By dawn Nov. 4, American survivors decided to try a breakout. “We literally crawled over Chinese bodies, a carpet of them, for almost 100 yards,” recalled Walter Mayo of McLean, Va., a retired colonel who was then a first lieutenant.
“A lot of guys got killed coming out of the perimeter,” said Robert McGreevey of Cumberland, Md. “There were guys falling everywhere. We were zigzagging every which way. It was utter chaos.”
Some managed to escape through an open field, but two days later, many of these were killed, wounded or, like Mayo and McGreevey, captured by Chinese troops about 10 miles to the south.
Morales probably never got that far, judging from where his remains were found years later. There’s also no indication he was taken prisoner.
A 1st Cavalry history says 1,481 of its soldiers were killed, wounded or missing at Unsan. The 8th Regiment lost more than 1,000, mostly in the 3rd Battalion, said historian Edward Drea of the Army’s Center for Military History in Washington.

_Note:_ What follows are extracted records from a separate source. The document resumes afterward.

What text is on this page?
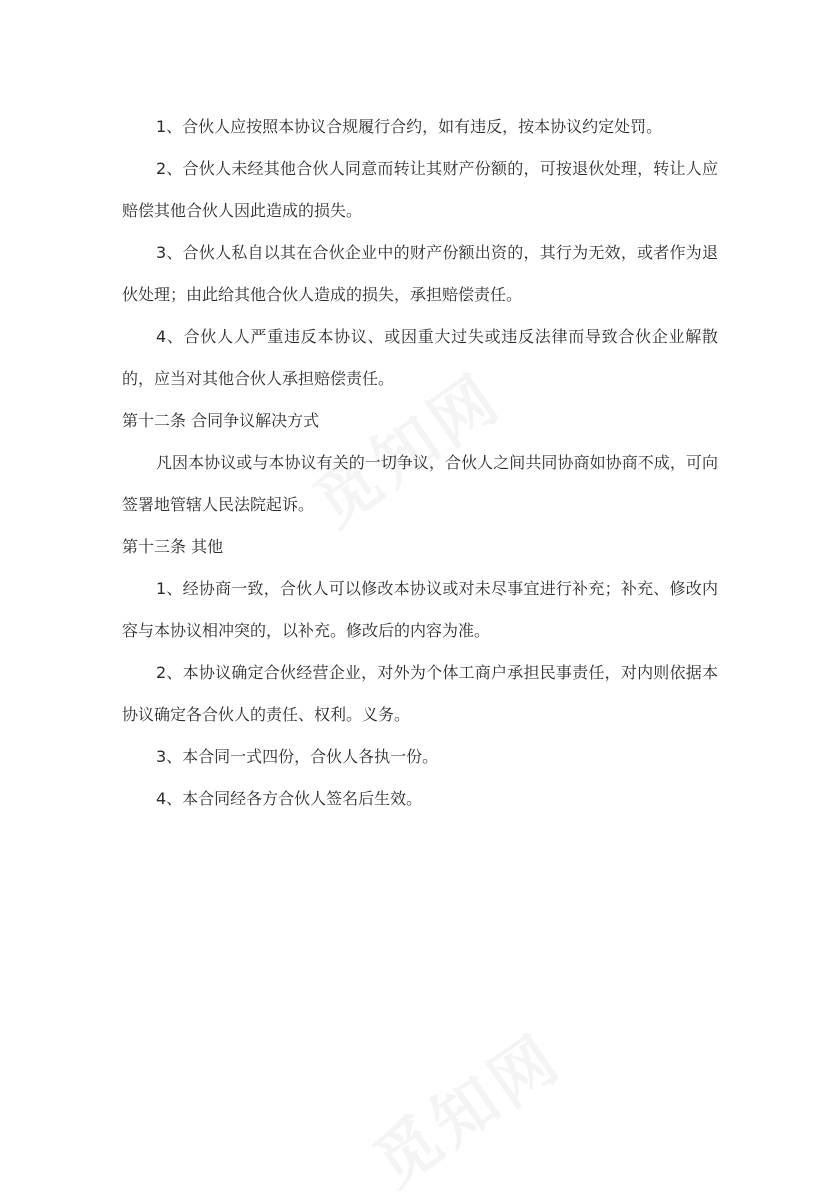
1、合伙人应按照本协议合规履行合约，如有违反，按本协议约定处罚。

2、合伙人未经其他合伙人同意而转让其财产份额的，可按退伙处理，转让人应赔偿其他合伙人因此造成的损失。

3、合伙人私自以其在合伙企业中的财产份额出资的，其行为无效，或者作为退伙处理；由此给其他合伙人造成的损失，承担赔偿责任。

4、合伙人人严重违反本协议、或因重大过失或违反法律而导致合伙企业解散的，应当对其他合伙人承担赔偿责任。

第十二条 合同争议解决方式

凡因本协议或与本协议有关的一切争议，合伙人之间共同协商如协商不成，可向签署地管辖人民法院起诉。

第十三条 其他

1、经协商一致，合伙人可以修改本协议或对未尽事宜进行补充；补充、修改内容与本协议相冲突的，以补充。修改后的内容为准。

2、本协议确定合伙经营企业，对外为个体工商户承担民事责任，对内则依据本协议确定各合伙人的责任、权利。义务。

3、本合同一式四份，合伙人各执一份。

4、本合同经各方合伙人签名后生效。
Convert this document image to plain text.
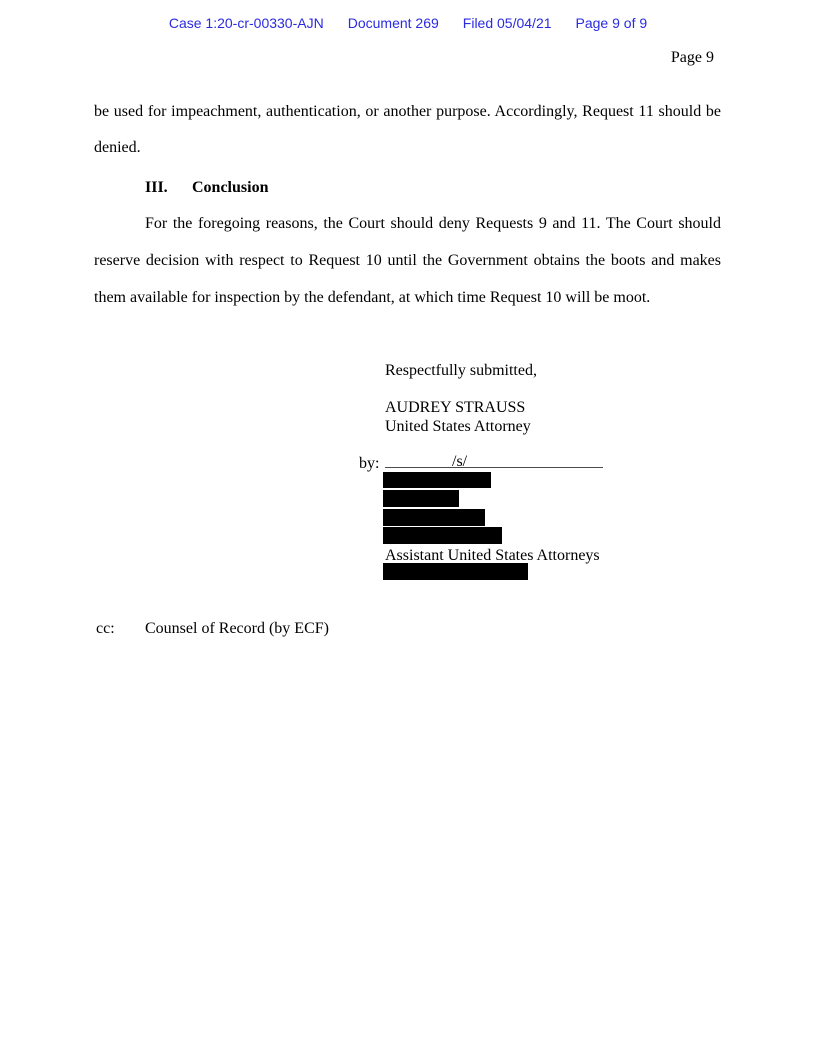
Case 1:20-cr-00330-AJN Document 269 Filed 05/04/21 Page 9 of 9
Page 9
be used for impeachment, authentication, or another purpose. Accordingly, Request 11 should be
denied.
III. Conclusion
For the foregoing reasons, the Court should deny Requests 9 and 11. The Court should
reserve decision with respect to Request 10 until the Government obtains the boots and makes
them available for inspection by the defendant, at which time Request 10 will be moot.
Respectfully submitted,
AUDREY STRAUSS
United States Attorney
by:	/s/
Assistant United States Attorneys
cc: Counsel of Record (by ECF)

In New York City, Minerva Morales got no more letters--only a Pentagon telegram regretfully informing her that Frank M. Morales was missing in action in Unsan, North Korea.
The Chinese drove the U.N. forces back across the 38th Parallel. After 2 1/2 years of stalemate, a truce was signed; the war never officially ended.
Both sides repatriated prisoners and remains. North Korea returned more than 1,900 sets of remains through 1954. Morales’ wasn’t among them.
On Dec. 31, 1953, Morales--promoted posthumously from corporal to sergeant--was officially declared dead, one of 33,629 Americans to die in combat in the Korean War. He was awarded a Purple Heart, sent to his widow. “For military merit,” it says.
In May, 1990, lacking diplomatic relations but troubled by economic problems, Pyongyang made an overture to the United States. It returned five sets of what it said were U.S. soldiers’ remains.
Eight more times, the Koreans would return remains to U.S. officials at Panmunjom, the strange little village in the demilitarized zone between the Koreas. In all, 194 sets of remains have been returned, though none since last Dec. 21, as tensions escalate over allegations that Pyongyang is developing nuclear weapons.
On Nov. 30, 1993, North Korea handed over 33 sets of remains, including what turned out to be Morales’.
“When they called me on the phone and said, ‘I’ve got news about your husband'--oh, my God, I thought they were joking,” Mrs. Morales said. “Now everything has come back again. It’s very, very hard.”
Tears welled in her eyes. “Forty years, and now--it’s such a shock.”